Не знаю, зачем это понадобилось живущему в зеркале? Ведь на других женщин он так не реагировал. По всей видимости, Полина заняла в моей жизни то место, на которое до нее не претендовали, — его место.
Это случилось, когда мы с ней были в гостях у Аркадия Ефимовича. Он, сверкая улыбкой и нежной проплешиной, водил нас по квартире и с гордостью показывал свою коллекцию картин. «Это Стрельцов, — говорил он. — Спился. А это Полуэктов. Выбросился из окна. Теперь его картин в Союзе почти не осталось, все повывезли. А какой талант был! Цветоэнергия просто чудовищная». Мы переходили от картины к картине, от желтого к белому, от красного к коричневому — и вдруг белый домик кротко вспыхнул на стене, дверь в нем доверчиво распахнулась, и в проеме я увидел кусок голубой лестницы, винтообразно уходящей вверх. Я замер: «Что это?»
— Нравится?
— Очень. Он тоже… выбросился?
— Кто? Вася? Нет, он еще жив. Кстати, он свои картины недорого продает, совсем недорого.

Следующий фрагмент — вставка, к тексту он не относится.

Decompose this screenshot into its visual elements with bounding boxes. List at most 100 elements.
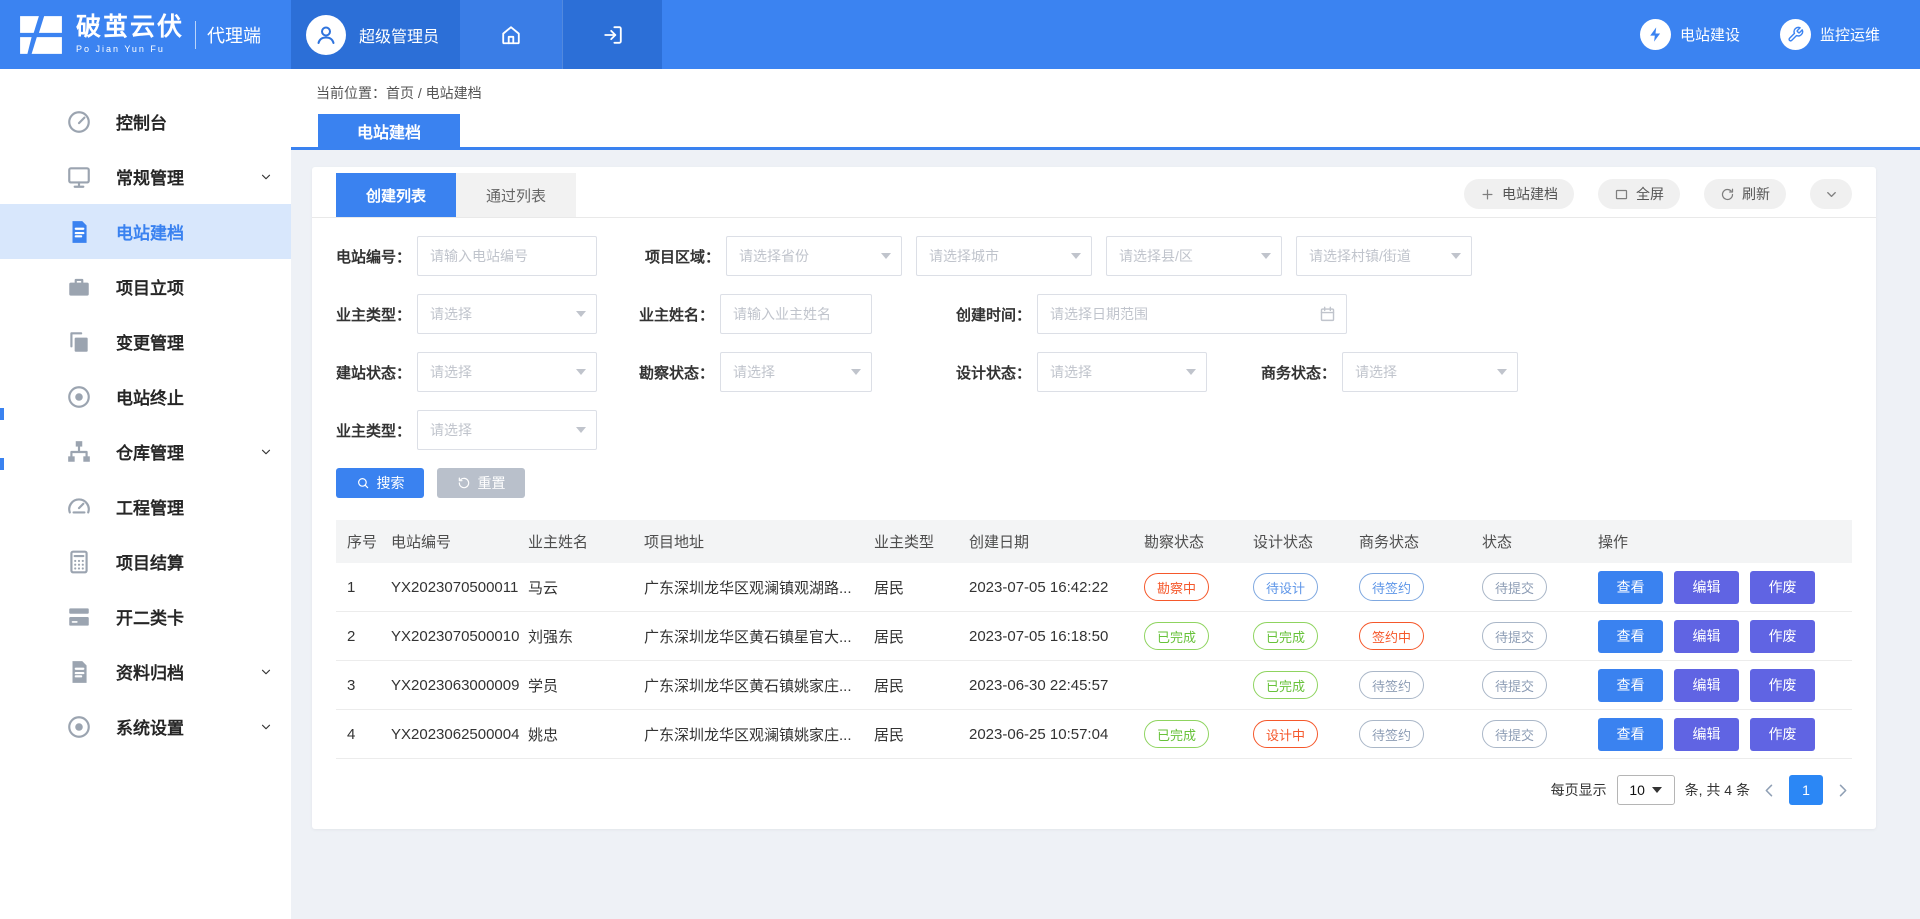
build-status-select[interactable]: 请选择 — [417, 352, 597, 392]
status-badge: 已完成 — [1144, 622, 1209, 650]
sidebar-item-项目结算[interactable]: 项目结算 — [0, 534, 291, 589]
county-select[interactable]: 请选择县/区 — [1106, 236, 1282, 276]
reset-button[interactable]: 重置 — [437, 468, 525, 498]
toolbar-collapse-button[interactable] — [1810, 179, 1852, 209]
city-select[interactable]: 请选择城市 — [916, 236, 1092, 276]
cell-owner: 刘强东 — [528, 626, 644, 647]
logout-icon — [602, 24, 624, 46]
tab-通过列表[interactable]: 通过列表 — [456, 173, 576, 217]
sidebar-item-变更管理[interactable]: 变更管理 — [0, 314, 291, 369]
next-page-button[interactable] — [1833, 781, 1852, 800]
survey-status-select[interactable]: 请选择 — [720, 352, 872, 392]
owner-name-input[interactable] — [720, 294, 872, 334]
row-action-作废[interactable]: 作废 — [1750, 571, 1815, 604]
village-select[interactable]: 请选择村镇/街道 — [1296, 236, 1472, 276]
cell-date: 2023-06-30 22:45:57 — [969, 677, 1144, 694]
sidebar-item-控制台[interactable]: 控制台 — [0, 94, 291, 149]
toolbar-button-刷新[interactable]: 刷新 — [1704, 179, 1786, 209]
cell-no: 2 — [347, 628, 391, 645]
cell-actions: 查看编辑作废 — [1598, 669, 1852, 702]
sidebar-item-电站建档[interactable]: 电站建档 — [0, 204, 291, 259]
placeholder-text: 请选择城市 — [929, 246, 999, 266]
create-time-date-picker[interactable]: 请选择日期范围 — [1037, 294, 1347, 334]
owner-type-select[interactable]: 请选择 — [417, 294, 597, 334]
page-number-button[interactable]: 1 — [1789, 775, 1823, 805]
row-action-编辑[interactable]: 编辑 — [1674, 571, 1739, 604]
chevron-down-icon — [259, 665, 273, 679]
row-action-编辑[interactable]: 编辑 — [1674, 718, 1739, 751]
filter-row: 业主类型：请选择 — [336, 410, 1852, 450]
card-tab-row: 创建列表通过列表 电站建档全屏刷新 — [312, 173, 1876, 218]
filter-row: 电站编号：项目区域：请选择省份请选择城市请选择县/区请选择村镇/街道 — [336, 236, 1852, 276]
cell-no: 3 — [347, 677, 391, 694]
owner-type2-select[interactable]: 请选择 — [417, 410, 597, 450]
row-action-编辑[interactable]: 编辑 — [1674, 620, 1739, 653]
row-action-作废[interactable]: 作废 — [1750, 620, 1815, 653]
tab-创建列表[interactable]: 创建列表 — [336, 173, 456, 217]
per-page-select[interactable]: 10 — [1617, 775, 1675, 805]
design-status-select[interactable]: 请选择 — [1037, 352, 1207, 392]
placeholder-text: 请选择 — [430, 420, 472, 440]
cell-actions: 查看编辑作废 — [1598, 620, 1852, 653]
briefcase-icon — [66, 274, 92, 300]
status-badge: 待提交 — [1482, 720, 1547, 748]
user-menu[interactable]: 超级管理员 — [291, 0, 460, 69]
row-action-编辑[interactable]: 编辑 — [1674, 669, 1739, 702]
topbar-action-监控运维[interactable]: 监控运维 — [1780, 0, 1880, 69]
portal-label: 代理端 — [207, 22, 261, 48]
table-row: 2YX2023070500010刘强东广东深圳龙华区黄石镇星官大...居民202… — [336, 612, 1852, 661]
sidebar-item-工程管理[interactable]: 工程管理 — [0, 479, 291, 534]
topbar-action-label: 电站建设 — [1680, 24, 1740, 45]
placeholder-text: 请选择 — [1355, 362, 1397, 382]
filter-label: 电站编号： — [336, 246, 411, 267]
search-button[interactable]: 搜索 — [336, 468, 424, 498]
sidebar-item-电站终止[interactable]: 电站终止 — [0, 369, 291, 424]
sidebar-item-系统设置[interactable]: 系统设置 — [0, 699, 291, 754]
cell-business-status: 签约中 — [1359, 622, 1482, 650]
toolbar-button-电站建档[interactable]: 电站建档 — [1464, 179, 1574, 209]
sidebar-item-项目立项[interactable]: 项目立项 — [0, 259, 291, 314]
prev-page-button[interactable] — [1760, 781, 1779, 800]
card-toolbar: 电站建档全屏刷新 — [1464, 179, 1852, 217]
project-area-select[interactable]: 请选择省份 — [726, 236, 902, 276]
home-icon — [500, 24, 522, 46]
logout-button[interactable] — [562, 0, 662, 69]
cell-status-status: 待提交 — [1482, 622, 1598, 650]
station-code-input[interactable] — [417, 236, 597, 276]
row-action-查看[interactable]: 查看 — [1598, 620, 1663, 653]
placeholder-text: 请选择县/区 — [1119, 246, 1193, 266]
filter-field-build-status: 建站状态：请选择 — [336, 352, 597, 392]
topbar-right: 超级管理员 电站建设 监控运维 — [291, 0, 1920, 69]
caret-down-icon — [1186, 369, 1196, 375]
refresh-icon — [1720, 187, 1735, 202]
stop-circle-icon — [66, 384, 92, 410]
sidebar-item-常规管理[interactable]: 常规管理 — [0, 149, 291, 204]
row-action-查看[interactable]: 查看 — [1598, 669, 1663, 702]
filter-label: 设计状态： — [956, 362, 1031, 383]
station-table: 序号电站编号业主姓名项目地址业主类型创建日期勘察状态设计状态商务状态状态操作 1… — [336, 520, 1852, 759]
cell-address: 广东深圳龙华区观澜镇观湖路... — [644, 577, 874, 598]
cell-business-status: 待签约 — [1359, 720, 1482, 748]
sidebar-item-开二类卡[interactable]: 开二类卡 — [0, 589, 291, 644]
business-status-select[interactable]: 请选择 — [1342, 352, 1518, 392]
placeholder-text: 请选择日期范围 — [1050, 304, 1148, 324]
reset-button-label: 重置 — [478, 473, 506, 493]
row-action-查看[interactable]: 查看 — [1598, 571, 1663, 604]
toolbar-button-全屏[interactable]: 全屏 — [1598, 179, 1680, 209]
topbar-action-电站建设[interactable]: 电站建设 — [1640, 0, 1740, 69]
cell-type: 居民 — [874, 577, 969, 598]
cell-no: 1 — [347, 579, 391, 596]
cell-design-status: 已完成 — [1253, 671, 1359, 699]
sidebar-item-资料归档[interactable]: 资料归档 — [0, 644, 291, 699]
pv-logo-icon — [18, 14, 64, 56]
brand-divider — [195, 21, 196, 49]
speedometer-icon — [66, 494, 92, 520]
cell-business-status: 待签约 — [1359, 671, 1482, 699]
sidebar-item-仓库管理[interactable]: 仓库管理 — [0, 424, 291, 479]
row-action-查看[interactable]: 查看 — [1598, 718, 1663, 751]
row-action-作废[interactable]: 作废 — [1750, 718, 1815, 751]
row-action-作废[interactable]: 作废 — [1750, 669, 1815, 702]
home-button[interactable] — [460, 0, 562, 69]
page-tab[interactable]: 电站建档 — [318, 114, 460, 147]
status-badge: 待提交 — [1482, 573, 1547, 601]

— Еще бы, — вмешалась Полина, — у него же их никто не покупает.
И тут Аркадий Ефимович и сказал эту фразу, эту дикую фразу:
— Да, кстати, Полина, я тут на днях вашего отца видел.
— Какого отца? — Я повернулся к ней. Она смотрела на меня как нашкодившая школьница.
— Не волнуйтесь, Павел Сергеевич. — Аркадий Ефимович мягко дотронулся до моего локтя. — Он совсем не такой уж плохой человек. Он мне сказал, что сейчас почти что не пьет.
— Кто не пьет?!
— Я не понимаю, — растерялся он. — Полина, объясните же, я не понимаю.